By Jean Ed-ward Smith. Baltimore: The John HopkinsPress, 1963. 431 pp. $6.95.
Professor Smith has furnished a fascinating account of the "battle for Berlin." His detailed narrative extends from the first ultimatum which Khrushchev addressed to the Western powers in 1958 to the farewell which General Clay, Kennedy's special en- voy to the beleaguered city, addressed in the spring of 1962 to an emotional throng of Berliners. Yet in order to explain every move of all interested parties during these years, the author also presents a concise account of the preceding events: the wartime agreements regarding the occupation of Berlin; the military decision to halt at the Elbe; the grim years during which the two parts of the former capital city were forced apart; the blockade and the air-lift; and finally the years of a successful recovery, due to Western determination and the energy of the population. Even though here Professor Smith goes over ground that has been well covered by others, his gift for culling the essential information from the available material, for balancing contradictory information, and for presenting it in a sober yet crisp style makes his account exciting for the general reader as well as for the scholar.

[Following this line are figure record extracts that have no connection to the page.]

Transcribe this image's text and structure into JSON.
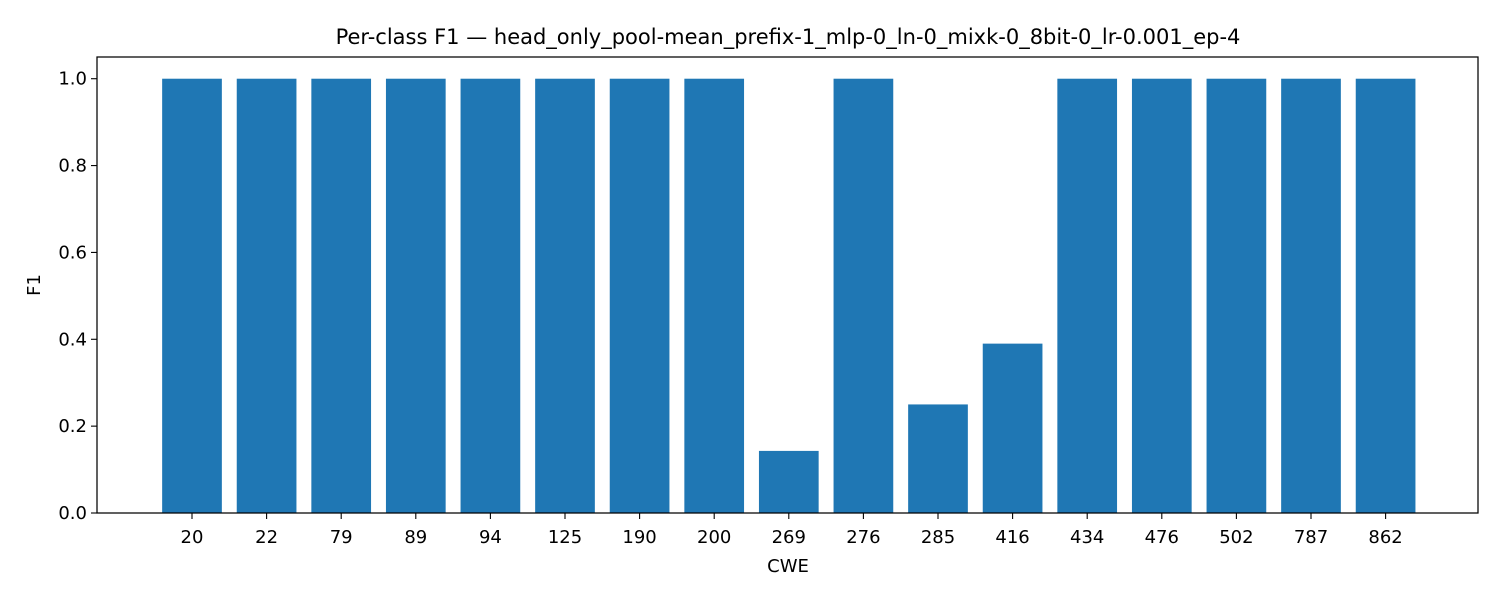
{
  "chart_data": {
    "type": "bar",
    "title": "Per-class F1 — head_only_pool-mean_prefix-1_mlp-0_ln-0_mixk-0_8bit-0_lr-0.001_ep-4",
    "xlabel": "CWE",
    "ylabel": "F1",
    "categories": [
      "20",
      "22",
      "79",
      "89",
      "94",
      "125",
      "190",
      "200",
      "269",
      "276",
      "285",
      "416",
      "434",
      "476",
      "502",
      "787",
      "862"
    ],
    "values": [
      1.0,
      1.0,
      1.0,
      1.0,
      1.0,
      1.0,
      1.0,
      1.0,
      0.143,
      1.0,
      0.25,
      0.39,
      1.0,
      1.0,
      1.0,
      1.0,
      1.0
    ],
    "ylim": [
      0,
      1.05
    ],
    "yticks": [
      "0.0",
      "0.2",
      "0.4",
      "0.6",
      "0.8",
      "1.0"
    ],
    "bar_color": "#1f77b4",
    "grid": false
  }
}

However, the main interest of the book is in its description and analysis of the critical period which started when the Soviet Government sought to destroy once more the bastion of the free world which a vigorous and prosperous West-Berlin had become. A superb documentation is amplified by many interviews which the author conducted with highly placed personalities and by his own observations as an Army officer stationed in Berlin. When dealing with these events the author leaves no doubt as to the opinion he holds of the positions taken by the principal dramatis personae. He deplores John F. Dulles' demise, because his successor Herter never gathered the same determination in opposing Russian demands. In President Kennedy's entourage Professor Smith criticizes the proponents of a "soft line" (most of them "preoccupied with words") and sides with those that took the "hard line" in dealings with the East. The altogether brilliant account of the political and military events before and after the building of the Wall by the Soviets is interlaced with bitter complaints about Washington's and London's indecision. One might regret that the author never clearly states the alternatives to the chosen course nor their possible consequences.
The hero of the book is one Lucius Clay. And while elsewhere the author never departs from rigorous scholarship, even when he grinds an axe, he defends without questioning every act of General Clay's - the man "who symbolized American honor," the "victim of an Administration vendetta." Hagiography does not add to the value of so excellent a book.